On 02/01/2010 12:39 AM, Paul Libbrecht wrote:
Sergiu,
I've done a LuceneIndexProfile that's quite different from your
description:
http://svn.activemath.org/intergeo/Platform/i2gCurriki/plugins/lucene/src/m…
The idea of this interface is that it is given to the IndexUpdater and
data-objects so that they query how to best index, how to best ignore
documents or fields (important for memory usage limitation), and maybe
for custom indexing strategy.
I looked a bit at the code, and it is very focused on your needs.
Personally, I'd suggest that you go ahead and use it, since it will be a
while until we can implement something more generic, and it definitely
won't work with a 1.5 core (probably not even with a 2.2 core).
I am not sure I grasp your cascade proposal. Which
steps would it
involve?
In your approach, there's only one implementation that handles the
decisions. In my approach, there can be several implementations, each
one handling its part. This means that you can write a custom
implementation for i2geo, but it won't be suited for a bigger
environment, where several different applications are installed and each
one would benefit from customizing the index. So, each application could
also come with its own indexing rules: the blog, the calendar, the user
management...
Cascading these filters ensures that there can be several cross-cutting
indexing rules that apply to the same entity,
Sure I could migrate this strategy to "abstract
entities" as you
describe them but I am making this for
i2geo.net which runs the
curriki 1.8 branch which uses xwiki 1.5.4... so i need to be somewhat
long backwards compatible.
thanks
paul
PS: when I said central-field I meant an XWikiPrefererence field
similar to the Notification field: a reference to a groovy page
containing a class implementing the given interface. I would love to
use this for the lucene-index-profile custom class (for now I'd just
need to call the setter within the first-called-page).

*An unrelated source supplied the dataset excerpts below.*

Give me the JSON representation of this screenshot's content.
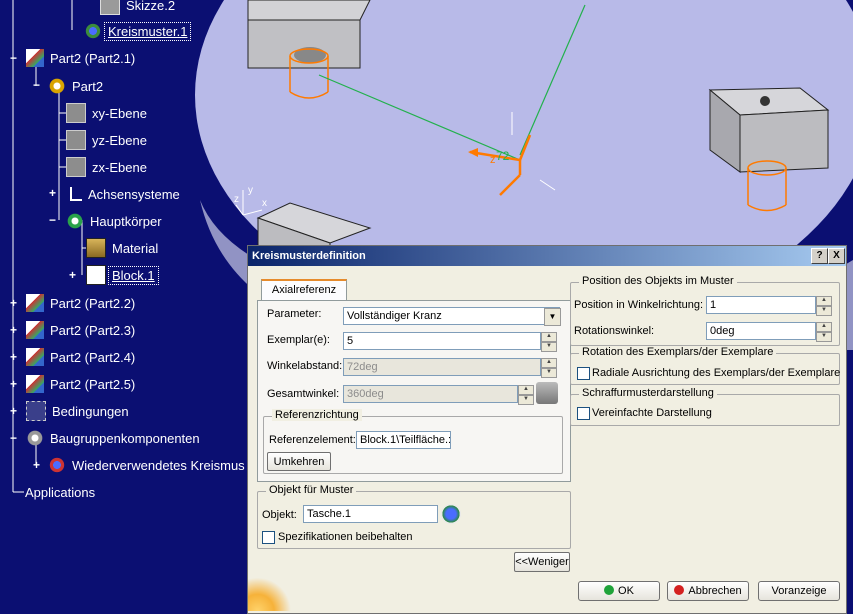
{
  "tree": {
    "items": [
      {
        "label": "Skizze.2",
        "level": 5
      },
      {
        "label": "Kreismuster.1",
        "level": 5,
        "selected": true
      },
      {
        "label": "Part2 (Part2.1)",
        "level": 1
      },
      {
        "label": "Part2",
        "level": 2
      },
      {
        "label": "xy-Ebene",
        "level": 3
      },
      {
        "label": "yz-Ebene",
        "level": 3
      },
      {
        "label": "zx-Ebene",
        "level": 3
      },
      {
        "label": "Achsensysteme",
        "level": 3
      },
      {
        "label": "Hauptkörper",
        "level": 3
      },
      {
        "label": "Material",
        "level": 4
      },
      {
        "label": "Block.1",
        "level": 4,
        "selected": true
      },
      {
        "label": "Part2 (Part2.2)",
        "level": 1
      },
      {
        "label": "Part2 (Part2.3)",
        "level": 1
      },
      {
        "label": "Part2 (Part2.4)",
        "level": 1
      },
      {
        "label": "Part2 (Part2.5)",
        "level": 1
      },
      {
        "label": "Bedingungen",
        "level": 1
      },
      {
        "label": "Baugruppenkomponenten",
        "level": 1
      },
      {
        "label": "Wiederverwendetes Kreismus",
        "level": 2
      },
      {
        "label": "Applications",
        "level": 0
      }
    ]
  },
  "viewport": {
    "label_z": "z",
    "angle_label": "72",
    "axis_y": "y",
    "axis_x": "x",
    "axis_z": "z"
  },
  "dialog": {
    "title": "Kreismusterdefinition",
    "help_btn": "?",
    "close_btn": "X",
    "tab_label": "Axialreferenz",
    "parameter_label": "Parameter:",
    "parameter_value": "Vollständiger Kranz",
    "exemplare_label": "Exemplar(e):",
    "exemplare_value": "5",
    "winkelabstand_label": "Winkelabstand:",
    "winkelabstand_value": "72deg",
    "gesamtwinkel_label": "Gesamtwinkel:",
    "gesamtwinkel_value": "360deg",
    "referenzrichtung_title": "Referenzrichtung",
    "referenzelement_label": "Referenzelement:",
    "referenzelement_value": "Block.1\\Teilfläche.:",
    "umkehren_btn": "Umkehren",
    "objekt_group": "Objekt für Muster",
    "objekt_label": "Objekt:",
    "objekt_value": "Tasche.1",
    "spezifikationen_label": "Spezifikationen beibehalten",
    "weniger_btn": "<<Weniger",
    "position_group": "Position des Objekts im Muster",
    "position_winkel_label": "Position in Winkelrichtung:",
    "position_winkel_value": "1",
    "rotationswinkel_label": "Rotationswinkel:",
    "rotationswinkel_value": "0deg",
    "rotation_group": "Rotation des Exemplars/der Exemplare",
    "radiale_label": "Radiale Ausrichtung des Exemplars/der Exemplare",
    "schraffur_group": "Schraffurmusterdarstellung",
    "vereinfachte_label": "Vereinfachte Darstellung",
    "ok_btn": "OK",
    "abbrechen_btn": "Abbrechen",
    "voranzeige_btn": "Voranzeige"
  },
  "colors": {
    "background": "#0b0f72",
    "part_face": "#b8bae8",
    "block": "#c8c8cc",
    "highlight": "#ff7a00",
    "axis_line": "#22b14c"
  }
}
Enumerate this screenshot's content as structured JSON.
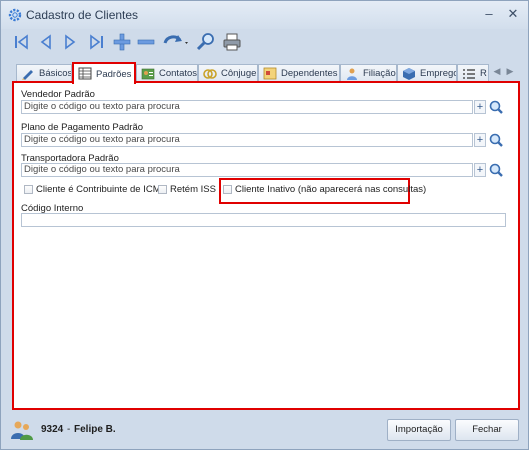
{
  "window": {
    "title": "Cadastro de Clientes",
    "minimize": "–",
    "close": "✕"
  },
  "toolbar": {
    "buttons": [
      {
        "icon": "first-record-icon"
      },
      {
        "icon": "previous-record-icon"
      },
      {
        "icon": "next-record-icon"
      },
      {
        "icon": "last-record-icon"
      },
      {
        "icon": "add-icon"
      },
      {
        "icon": "remove-icon"
      },
      {
        "icon": "undo-icon"
      },
      {
        "icon": "search-icon"
      },
      {
        "icon": "print-icon"
      }
    ]
  },
  "tabs": [
    {
      "label": "Básicos",
      "icon": "pencil-icon"
    },
    {
      "label": "Padrões",
      "icon": "table-icon",
      "active": true
    },
    {
      "label": "Contatos",
      "icon": "contacts-icon"
    },
    {
      "label": "Cônjuge",
      "icon": "spouse-icon"
    },
    {
      "label": "Dependentes",
      "icon": "dependents-icon"
    },
    {
      "label": "Filiação",
      "icon": "parents-icon"
    },
    {
      "label": "Emprego",
      "icon": "employment-icon"
    },
    {
      "label": "R",
      "icon": "list-icon"
    }
  ],
  "form": {
    "vendedor": {
      "label": "Vendedor Padrão",
      "placeholder": "Digite o código ou texto para procura"
    },
    "plano": {
      "label": "Plano de Pagamento Padrão",
      "placeholder": "Digite o código ou texto para procura"
    },
    "transportadora": {
      "label": "Transportadora Padrão",
      "placeholder": "Digite o código ou texto para procura"
    },
    "plus_label": "+",
    "checkboxes": {
      "icms": "Cliente é Contribuinte de ICMS",
      "iss": "Retém ISS",
      "inativo": "Cliente Inativo (não aparecerá nas consultas)"
    },
    "codigo_interno": {
      "label": "Código Interno",
      "value": ""
    }
  },
  "footer": {
    "user_code": "9324",
    "separator": "-",
    "user_name": "Felipe B.",
    "import_button": "Importação",
    "close_button": "Fechar"
  },
  "colors": {
    "highlight": "#e00000",
    "frame": "#cfdbea",
    "accent": "#3a6db0"
  }
}
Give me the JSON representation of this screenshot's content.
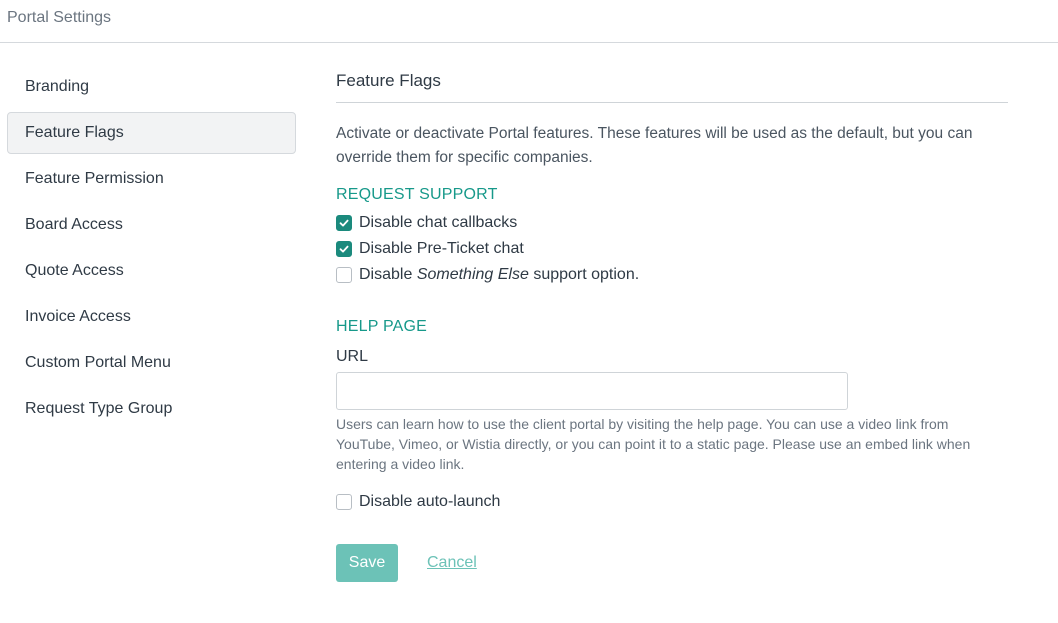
{
  "window": {
    "title": "Portal Settings"
  },
  "sidebar": {
    "items": [
      {
        "label": "Branding",
        "active": false
      },
      {
        "label": "Feature Flags",
        "active": true
      },
      {
        "label": "Feature Permission",
        "active": false
      },
      {
        "label": "Board Access",
        "active": false
      },
      {
        "label": "Quote Access",
        "active": false
      },
      {
        "label": "Invoice Access",
        "active": false
      },
      {
        "label": "Custom Portal Menu",
        "active": false
      },
      {
        "label": "Request Type Group",
        "active": false
      }
    ]
  },
  "main": {
    "title": "Feature Flags",
    "intro": "Activate or deactivate Portal features. These features will be used as the default, but you can override them for specific companies.",
    "request_support": {
      "heading": "REQUEST SUPPORT",
      "options": [
        {
          "label": "Disable chat callbacks",
          "checked": true
        },
        {
          "label": "Disable Pre-Ticket chat",
          "checked": true
        },
        {
          "label_prefix": "Disable ",
          "label_italic": "Something Else",
          "label_suffix": " support option.",
          "checked": false
        }
      ]
    },
    "help_page": {
      "heading": "HELP PAGE",
      "url_label": "URL",
      "url_value": "",
      "url_placeholder": "",
      "help_text": "Users can learn how to use the client portal by visiting the help page. You can use a video link from YouTube, Vimeo, or Wistia directly, or you can point it to a static page. Please use an embed link when entering a video link.",
      "auto_launch": {
        "label": "Disable auto-launch",
        "checked": false
      }
    },
    "actions": {
      "save_label": "Save",
      "cancel_label": "Cancel"
    }
  },
  "colors": {
    "accent": "#17998a",
    "checkbox_checked": "#1b8a7d",
    "save_button": "#6cc2b7"
  },
  "icons": {
    "checkbox_check": "check-icon"
  }
}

Le 31-janv.-10 à 20:32, Sergiu Dumitriu a écrit :
>> Probably the nicest way I see this would be the way the notifications
>> are done: a central field indicates the page of a groovy source which
>> should implement such an interface as "LuceneIndexProfile" which
>> would
>> add such questions (maybe even including some more such as the Data
>> classes).
> I'm not sure I understood your approach, could you explain it in more
> detail? What do you mean by "central field"?
>
>
> The way I see it, each indexed field will have a reference, given by
> some coordinates (this is related to the thread about object and
> properties references), such as
> "wiki:Space.Document^classname[index].property". There should be a
> collection of filters (components implementing LuceneIndexFilter)
> which
> have the following method:
>
> boolean filter(Reference entity, LuceneIndexProfile profile);
>
> The meaning is the following:
> - entity is the entity to process (could be a document, an object
> property, an attachment)
> - profile is the indexing profile built by the filters, initialized
> with
> some default values in the Lucene Plugin, and modified by the
> filters as
> it passes through them
> - returning true means that the filtering process should stop, since
> the
> current filter decided that the profile is ready (for example if a
> filter decided that the document should not be indexed due to security
> restrictions, then it's useless to run all the other filters); by
> default filters return false, letting the other filters to adjust the
> profile
> - each filter looks at the reference and, based on some internal
> rules,
> decides if it should alter the filter for this entity, and if it
> considers that no more filtering is useful/needed
>
> After the filtering is done, the plugin indexes (or not) the entity
> according to the values in the profile.
>
> This means that we could have several components affecting the Lucene
> behavior, each one with particular goals in mind (security,
> performance,
> searchability), and each one with its own configuration.
>
>
> So, what needs to be done (except writing the code) is define the
> possible settings in the LuceneIndexProfile, define the filters
> needed,
> decide how to configure them. XML files on the server are an option,
> but
> one not flexible enough. Maybe objects inside the wiki will give more
> flexibility to application developers. So, another thing to do is
> decide
> the fields needed in such a class.
>
> Of course, if somebody needs a new filter, it's easy to add a new
> jar or
> write a new Groovy page in the wiki.
--
Sergiu Dumitriu
http://purl.org/net/sergiu/